BOOK OF SAMUEL 1 Holy Bible

Chapter 17 (Holy Bible, ISBN for example 9780060649234)

A few days after Scott started housesitting at a penthouse apartment on Exhibition Street, a mob of us went around to visit him. An ancient tomcat lived in the laundry room. I remember it as Old Pukey. According to Scott, if anything startled it, it could vomit, and anything might startle it.

Old Pukey’s fur had started to fall out in patches. When it tried to purr, it made this awful gulping noise that sounded like it trying to clear its throat and not quite managing it.

Some concern about the lacquer stopped us from using the dining table, so we played Trivial Pursuit on the floor in the parlour. Halfway through the game Old Pukey wandered out of its laundry room into the parlour. It didn’t see any of the people in the room. It didn’t know where it had come to. It felt like watching a baffled old man wandering around the parking lot outside his nursing home in his pajama bottoms. I think Old Pukey must’ve wandered out of its laundry room by mistake and now couldn’t work out how to get back.

Old Pukey walked by moving one leg at a time.
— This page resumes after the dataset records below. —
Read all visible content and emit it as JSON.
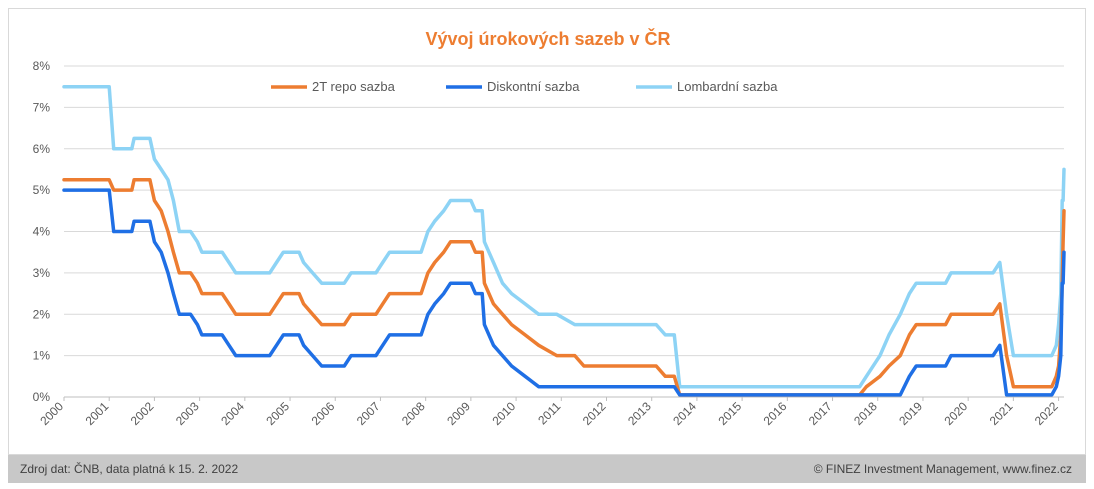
{
  "footer": {
    "source": "Zdroj dat: ČNB, data platná k 15. 2. 2022",
    "copyright": "© FINEZ Investment Management, www.finez.cz"
  },
  "chart_data": {
    "type": "line",
    "title": "Vývoj úrokových sazeb v ČR",
    "xlabel": "",
    "ylabel": "",
    "xlim": [
      2000.0,
      2022.12
    ],
    "ylim": [
      0,
      8
    ],
    "y_ticks": [
      "0%",
      "1%",
      "2%",
      "3%",
      "4%",
      "5%",
      "6%",
      "7%",
      "8%"
    ],
    "x_ticks": [
      "2000",
      "2001",
      "2002",
      "2003",
      "2004",
      "2005",
      "2006",
      "2007",
      "2008",
      "2009",
      "2010",
      "2011",
      "2012",
      "2013",
      "2014",
      "2015",
      "2016",
      "2017",
      "2018",
      "2019",
      "2020",
      "2021",
      "2022"
    ],
    "grid": true,
    "legend_position": "top",
    "colors": {
      "title": "#ed7d31",
      "grid": "#d9d9d9",
      "axis_text": "#595959"
    },
    "series": [
      {
        "name": "2T repo sazba",
        "color": "#ed7d31",
        "points": [
          [
            2000.0,
            5.25
          ],
          [
            2001.0,
            5.25
          ],
          [
            2001.1,
            5.0
          ],
          [
            2001.5,
            5.0
          ],
          [
            2001.55,
            5.25
          ],
          [
            2001.9,
            5.25
          ],
          [
            2002.0,
            4.75
          ],
          [
            2002.15,
            4.5
          ],
          [
            2002.3,
            4.0
          ],
          [
            2002.42,
            3.5
          ],
          [
            2002.55,
            3.0
          ],
          [
            2002.8,
            3.0
          ],
          [
            2002.95,
            2.75
          ],
          [
            2003.05,
            2.5
          ],
          [
            2003.5,
            2.5
          ],
          [
            2003.65,
            2.25
          ],
          [
            2003.8,
            2.0
          ],
          [
            2004.55,
            2.0
          ],
          [
            2004.7,
            2.25
          ],
          [
            2004.85,
            2.5
          ],
          [
            2005.2,
            2.5
          ],
          [
            2005.3,
            2.25
          ],
          [
            2005.5,
            2.0
          ],
          [
            2005.7,
            1.75
          ],
          [
            2006.2,
            1.75
          ],
          [
            2006.35,
            2.0
          ],
          [
            2006.9,
            2.0
          ],
          [
            2007.05,
            2.25
          ],
          [
            2007.2,
            2.5
          ],
          [
            2007.9,
            2.5
          ],
          [
            2008.05,
            3.0
          ],
          [
            2008.2,
            3.25
          ],
          [
            2008.4,
            3.5
          ],
          [
            2008.55,
            3.75
          ],
          [
            2009.0,
            3.75
          ],
          [
            2009.1,
            3.5
          ],
          [
            2009.25,
            3.5
          ],
          [
            2009.3,
            2.75
          ],
          [
            2009.5,
            2.25
          ],
          [
            2009.7,
            2.0
          ],
          [
            2009.9,
            1.75
          ],
          [
            2010.2,
            1.5
          ],
          [
            2010.5,
            1.25
          ],
          [
            2010.9,
            1.0
          ],
          [
            2011.3,
            1.0
          ],
          [
            2011.5,
            0.75
          ],
          [
            2013.1,
            0.75
          ],
          [
            2013.3,
            0.5
          ],
          [
            2013.5,
            0.5
          ],
          [
            2013.62,
            0.05
          ],
          [
            2017.6,
            0.05
          ],
          [
            2017.75,
            0.25
          ],
          [
            2018.05,
            0.5
          ],
          [
            2018.25,
            0.75
          ],
          [
            2018.5,
            1.0
          ],
          [
            2018.7,
            1.5
          ],
          [
            2018.85,
            1.75
          ],
          [
            2019.5,
            1.75
          ],
          [
            2019.62,
            2.0
          ],
          [
            2020.55,
            2.0
          ],
          [
            2020.7,
            2.25
          ],
          [
            2020.85,
            1.0
          ],
          [
            2021.0,
            0.25
          ],
          [
            2021.85,
            0.25
          ],
          [
            2021.95,
            0.5
          ],
          [
            2022.0,
            0.75
          ],
          [
            2022.05,
            1.5
          ],
          [
            2022.08,
            2.75
          ],
          [
            2022.1,
            3.75
          ],
          [
            2022.12,
            4.5
          ]
        ]
      },
      {
        "name": "Diskontní sazba",
        "color": "#1f6fe5",
        "points": [
          [
            2000.0,
            5.0
          ],
          [
            2001.0,
            5.0
          ],
          [
            2001.1,
            4.0
          ],
          [
            2001.5,
            4.0
          ],
          [
            2001.55,
            4.25
          ],
          [
            2001.9,
            4.25
          ],
          [
            2002.0,
            3.75
          ],
          [
            2002.15,
            3.5
          ],
          [
            2002.3,
            3.0
          ],
          [
            2002.42,
            2.5
          ],
          [
            2002.55,
            2.0
          ],
          [
            2002.8,
            2.0
          ],
          [
            2002.95,
            1.75
          ],
          [
            2003.05,
            1.5
          ],
          [
            2003.5,
            1.5
          ],
          [
            2003.65,
            1.25
          ],
          [
            2003.8,
            1.0
          ],
          [
            2004.55,
            1.0
          ],
          [
            2004.7,
            1.25
          ],
          [
            2004.85,
            1.5
          ],
          [
            2005.2,
            1.5
          ],
          [
            2005.3,
            1.25
          ],
          [
            2005.5,
            1.0
          ],
          [
            2005.7,
            0.75
          ],
          [
            2006.2,
            0.75
          ],
          [
            2006.35,
            1.0
          ],
          [
            2006.9,
            1.0
          ],
          [
            2007.05,
            1.25
          ],
          [
            2007.2,
            1.5
          ],
          [
            2007.9,
            1.5
          ],
          [
            2008.05,
            2.0
          ],
          [
            2008.2,
            2.25
          ],
          [
            2008.4,
            2.5
          ],
          [
            2008.55,
            2.75
          ],
          [
            2009.0,
            2.75
          ],
          [
            2009.1,
            2.5
          ],
          [
            2009.25,
            2.5
          ],
          [
            2009.3,
            1.75
          ],
          [
            2009.5,
            1.25
          ],
          [
            2009.7,
            1.0
          ],
          [
            2009.9,
            0.75
          ],
          [
            2010.2,
            0.5
          ],
          [
            2010.5,
            0.25
          ],
          [
            2013.5,
            0.25
          ],
          [
            2013.62,
            0.05
          ],
          [
            2018.5,
            0.05
          ],
          [
            2018.7,
            0.5
          ],
          [
            2018.85,
            0.75
          ],
          [
            2019.5,
            0.75
          ],
          [
            2019.62,
            1.0
          ],
          [
            2020.55,
            1.0
          ],
          [
            2020.7,
            1.25
          ],
          [
            2020.85,
            0.05
          ],
          [
            2021.85,
            0.05
          ],
          [
            2021.95,
            0.25
          ],
          [
            2022.0,
            0.5
          ],
          [
            2022.05,
            1.0
          ],
          [
            2022.08,
            2.75
          ],
          [
            2022.1,
            2.75
          ],
          [
            2022.12,
            3.5
          ]
        ]
      },
      {
        "name": "Lombardní sazba",
        "color": "#8dd3f5",
        "points": [
          [
            2000.0,
            7.5
          ],
          [
            2001.0,
            7.5
          ],
          [
            2001.1,
            6.0
          ],
          [
            2001.5,
            6.0
          ],
          [
            2001.55,
            6.25
          ],
          [
            2001.9,
            6.25
          ],
          [
            2002.0,
            5.75
          ],
          [
            2002.15,
            5.5
          ],
          [
            2002.3,
            5.25
          ],
          [
            2002.42,
            4.75
          ],
          [
            2002.55,
            4.0
          ],
          [
            2002.8,
            4.0
          ],
          [
            2002.95,
            3.75
          ],
          [
            2003.05,
            3.5
          ],
          [
            2003.5,
            3.5
          ],
          [
            2003.65,
            3.25
          ],
          [
            2003.8,
            3.0
          ],
          [
            2004.55,
            3.0
          ],
          [
            2004.7,
            3.25
          ],
          [
            2004.85,
            3.5
          ],
          [
            2005.2,
            3.5
          ],
          [
            2005.3,
            3.25
          ],
          [
            2005.5,
            3.0
          ],
          [
            2005.7,
            2.75
          ],
          [
            2006.2,
            2.75
          ],
          [
            2006.35,
            3.0
          ],
          [
            2006.9,
            3.0
          ],
          [
            2007.05,
            3.25
          ],
          [
            2007.2,
            3.5
          ],
          [
            2007.9,
            3.5
          ],
          [
            2008.05,
            4.0
          ],
          [
            2008.2,
            4.25
          ],
          [
            2008.4,
            4.5
          ],
          [
            2008.55,
            4.75
          ],
          [
            2009.0,
            4.75
          ],
          [
            2009.1,
            4.5
          ],
          [
            2009.25,
            4.5
          ],
          [
            2009.3,
            3.75
          ],
          [
            2009.5,
            3.25
          ],
          [
            2009.7,
            2.75
          ],
          [
            2009.9,
            2.5
          ],
          [
            2010.2,
            2.25
          ],
          [
            2010.5,
            2.0
          ],
          [
            2010.9,
            2.0
          ],
          [
            2011.3,
            1.75
          ],
          [
            2013.1,
            1.75
          ],
          [
            2013.3,
            1.5
          ],
          [
            2013.5,
            1.5
          ],
          [
            2013.62,
            0.25
          ],
          [
            2017.6,
            0.25
          ],
          [
            2017.75,
            0.5
          ],
          [
            2018.05,
            1.0
          ],
          [
            2018.25,
            1.5
          ],
          [
            2018.5,
            2.0
          ],
          [
            2018.7,
            2.5
          ],
          [
            2018.85,
            2.75
          ],
          [
            2019.5,
            2.75
          ],
          [
            2019.62,
            3.0
          ],
          [
            2020.55,
            3.0
          ],
          [
            2020.7,
            3.25
          ],
          [
            2020.85,
            2.0
          ],
          [
            2021.0,
            1.0
          ],
          [
            2021.85,
            1.0
          ],
          [
            2021.95,
            1.25
          ],
          [
            2022.0,
            1.75
          ],
          [
            2022.05,
            2.5
          ],
          [
            2022.08,
            4.75
          ],
          [
            2022.1,
            4.75
          ],
          [
            2022.12,
            5.5
          ]
        ]
      }
    ]
  }
}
First it moved one of its front feet, then the other. Then the back legs had to catch up one at a time. Every few steps it stopped to make its gulping noise.

Step-by-step Old Pukey hobbled over to the Trivial Pursuit board and started kicking the pieces around. None of us dared to move, let alone to try to stop it. If anything startled it, it could vomit, and anything might startle it.

The lopsidedness of the situation astonished me: a geriatric cat held eight grown humans hostage. By pushing at our city-bred qualmishness, Old Pukey had overturned the natural order. I thought to myself, I could become like Old Pukey. Look at it: it can do anything it wants.

Scott made a body cage around the cat down on his hands and knees. Step-by-step he walked it back to its laundry room.

 

Although more picturesque, the tale of David and Goliath doesn’t tell you how to go about it. Instead, when a hostile company try to put something past me, I think of Old Pukey. If the company claims to believe their customers’ time has value, kicking it like Old Pukey I ask if they mean practical value. Right off, the person marks me as a lunatic (or at least a pathological cheapskate). If they admit the company just meant it in some doubletalk way, I might confront them in some way they’ll find unpleasant. Easier just to walk me back to my laundry room.